In a July 2021 article announcing Goldin Auction’s sale to Collectors Holdings, Sportico.com (via Yahoo News) reported that Nat Turner also held a stake in Alt, a collectibles vault business that poached eBay’s head of Collectibles Nicole Colombo in late 2021. eBay launched its own Collectibles Vault in 2022.
In today’s press release, the company described Goldin Marketplace’s key value proposition for both sellers and buyers:
“By using Goldin, sellers can trust that they will be paid promptly as all buyers are vetted ahead of time.
“Buyers can trust that they will get the item they pay for because everything is authenticated and shipped directly from Goldin and PSA’s team of experts. Buyers can also choose to instantly vault their items, keeping them safe, secure and available to be listed for sale immediately and at any time.”
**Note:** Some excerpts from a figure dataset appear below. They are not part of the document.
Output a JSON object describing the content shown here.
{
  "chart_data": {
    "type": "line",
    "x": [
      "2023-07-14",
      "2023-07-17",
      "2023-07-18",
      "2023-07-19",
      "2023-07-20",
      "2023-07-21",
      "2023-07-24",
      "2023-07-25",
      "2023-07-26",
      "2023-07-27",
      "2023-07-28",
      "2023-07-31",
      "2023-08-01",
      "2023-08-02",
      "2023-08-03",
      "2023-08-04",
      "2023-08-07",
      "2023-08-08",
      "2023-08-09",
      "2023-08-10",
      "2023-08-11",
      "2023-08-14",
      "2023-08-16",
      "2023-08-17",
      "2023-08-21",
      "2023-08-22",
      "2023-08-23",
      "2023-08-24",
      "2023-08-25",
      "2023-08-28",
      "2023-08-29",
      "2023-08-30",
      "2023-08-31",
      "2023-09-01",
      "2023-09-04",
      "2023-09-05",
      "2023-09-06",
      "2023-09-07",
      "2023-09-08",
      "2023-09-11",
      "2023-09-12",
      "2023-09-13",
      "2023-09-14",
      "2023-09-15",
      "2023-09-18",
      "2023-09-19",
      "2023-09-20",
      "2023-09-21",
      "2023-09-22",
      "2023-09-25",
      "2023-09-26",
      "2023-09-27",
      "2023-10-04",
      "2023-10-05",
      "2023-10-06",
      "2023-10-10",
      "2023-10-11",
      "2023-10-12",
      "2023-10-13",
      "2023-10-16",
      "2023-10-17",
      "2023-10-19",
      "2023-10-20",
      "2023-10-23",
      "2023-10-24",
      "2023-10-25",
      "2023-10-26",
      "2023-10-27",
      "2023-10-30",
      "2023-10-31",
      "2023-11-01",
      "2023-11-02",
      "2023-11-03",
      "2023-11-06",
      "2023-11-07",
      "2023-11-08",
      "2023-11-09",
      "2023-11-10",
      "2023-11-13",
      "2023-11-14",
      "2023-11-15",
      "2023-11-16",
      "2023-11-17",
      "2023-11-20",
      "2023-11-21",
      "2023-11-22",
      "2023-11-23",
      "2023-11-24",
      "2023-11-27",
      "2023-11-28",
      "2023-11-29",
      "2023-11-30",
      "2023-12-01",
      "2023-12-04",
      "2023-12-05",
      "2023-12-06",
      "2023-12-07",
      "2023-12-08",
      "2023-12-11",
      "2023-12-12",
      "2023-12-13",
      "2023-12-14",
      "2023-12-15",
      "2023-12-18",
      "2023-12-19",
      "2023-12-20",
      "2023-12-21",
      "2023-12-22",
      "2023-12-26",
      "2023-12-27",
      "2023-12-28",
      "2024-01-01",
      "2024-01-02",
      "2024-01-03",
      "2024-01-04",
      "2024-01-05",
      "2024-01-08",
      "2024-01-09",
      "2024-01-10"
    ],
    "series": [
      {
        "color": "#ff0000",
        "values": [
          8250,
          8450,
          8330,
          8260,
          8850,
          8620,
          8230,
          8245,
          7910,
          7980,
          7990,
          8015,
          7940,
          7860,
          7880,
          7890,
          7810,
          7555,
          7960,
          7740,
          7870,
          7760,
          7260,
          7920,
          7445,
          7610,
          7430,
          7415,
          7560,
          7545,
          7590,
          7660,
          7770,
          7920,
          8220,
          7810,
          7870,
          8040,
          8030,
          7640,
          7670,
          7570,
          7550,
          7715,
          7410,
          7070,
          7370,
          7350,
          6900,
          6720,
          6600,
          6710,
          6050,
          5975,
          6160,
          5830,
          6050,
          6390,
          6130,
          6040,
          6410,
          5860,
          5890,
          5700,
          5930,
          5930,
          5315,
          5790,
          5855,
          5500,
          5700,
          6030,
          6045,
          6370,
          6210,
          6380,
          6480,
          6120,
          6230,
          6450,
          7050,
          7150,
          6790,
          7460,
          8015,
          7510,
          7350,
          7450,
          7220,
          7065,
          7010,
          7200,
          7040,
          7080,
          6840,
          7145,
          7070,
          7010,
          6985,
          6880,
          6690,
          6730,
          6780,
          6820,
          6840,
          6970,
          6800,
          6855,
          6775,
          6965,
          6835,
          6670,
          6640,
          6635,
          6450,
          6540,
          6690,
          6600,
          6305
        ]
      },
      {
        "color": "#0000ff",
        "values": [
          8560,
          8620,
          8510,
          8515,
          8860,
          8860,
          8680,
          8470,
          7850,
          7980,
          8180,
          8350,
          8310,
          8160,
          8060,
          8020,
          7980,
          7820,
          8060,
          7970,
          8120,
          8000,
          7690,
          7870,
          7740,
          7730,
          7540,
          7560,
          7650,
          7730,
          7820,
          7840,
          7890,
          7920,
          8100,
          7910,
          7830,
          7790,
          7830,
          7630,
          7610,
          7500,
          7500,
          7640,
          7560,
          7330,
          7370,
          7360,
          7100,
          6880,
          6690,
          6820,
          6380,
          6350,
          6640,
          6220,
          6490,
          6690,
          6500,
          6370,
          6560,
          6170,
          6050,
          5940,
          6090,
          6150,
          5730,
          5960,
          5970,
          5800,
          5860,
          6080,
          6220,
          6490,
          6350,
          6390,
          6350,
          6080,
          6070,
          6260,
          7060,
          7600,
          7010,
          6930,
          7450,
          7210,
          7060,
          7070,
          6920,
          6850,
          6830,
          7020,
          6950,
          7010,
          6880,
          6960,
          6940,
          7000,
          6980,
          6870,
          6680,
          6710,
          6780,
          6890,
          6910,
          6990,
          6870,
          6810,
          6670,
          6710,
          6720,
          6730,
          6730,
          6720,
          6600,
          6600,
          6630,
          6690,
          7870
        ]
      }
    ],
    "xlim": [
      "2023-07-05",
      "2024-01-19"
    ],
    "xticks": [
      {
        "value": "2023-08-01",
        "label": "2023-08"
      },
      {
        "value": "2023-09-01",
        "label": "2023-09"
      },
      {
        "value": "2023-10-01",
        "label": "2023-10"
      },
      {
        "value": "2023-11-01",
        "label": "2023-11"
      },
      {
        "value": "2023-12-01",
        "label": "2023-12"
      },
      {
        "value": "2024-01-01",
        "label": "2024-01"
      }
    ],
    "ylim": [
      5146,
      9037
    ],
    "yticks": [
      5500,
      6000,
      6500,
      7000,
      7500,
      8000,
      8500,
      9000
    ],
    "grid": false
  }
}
According to FAQs on its website, selling in the “Graded Cards, Comics, Video Games, and VHS” category on Goldin Marketplace incurs a 16.7% fee (“Seller Commission”) for items under $2,499 – with an introductory rate of 8.3%.
In the FAQ “What types of items can I submit to each of the formats,” it states under Marketplace: “Graded and authenticated cards, comics, video games, ticket stubs, coins and other memorabilia valued at $100 or greater. To submit items to the Marketplace, your items must be in the Collectors Vault.”
But Tuesday’s press release states, “items on the Goldin Marketplace will be listed for as little as $5, allowing anyone to list, shop for and buy items any time and at the budget and price range that suits them.”
Sellers should be sure to read all of the FAQs, though we noticed it hadn’t yet updated information about IRS requirements dealing with Form 1099-K (though the $600 threshold it refers to does apply for tax year 2023).
On a Reddit thread discussing the pending launch of Goldin Marketplace recently, some wondered about the impact on rival PWCC, and one poster said grading partnerships were bad for the hobby and catered only to the “investor.”
The CEO of Goldin, Ross Hoffman previously worked at Google, Twitter, and Headspace. He tweeted a thread about the launch on Tuesday, including the following tweets:
“We are setting out to change that by integrating Goldin with PSA, removing friction for collectors by bringing to market the first grade-to-vault-to-sell marketplace for PSA and Goldin customers, while also introducing weekly auctions which will start at $5, closing Thursdays.”
“As we grow our customer base, we will leverage our proprietary data position to build the most personalized, safest and fastest way to buy and sell collectibles.”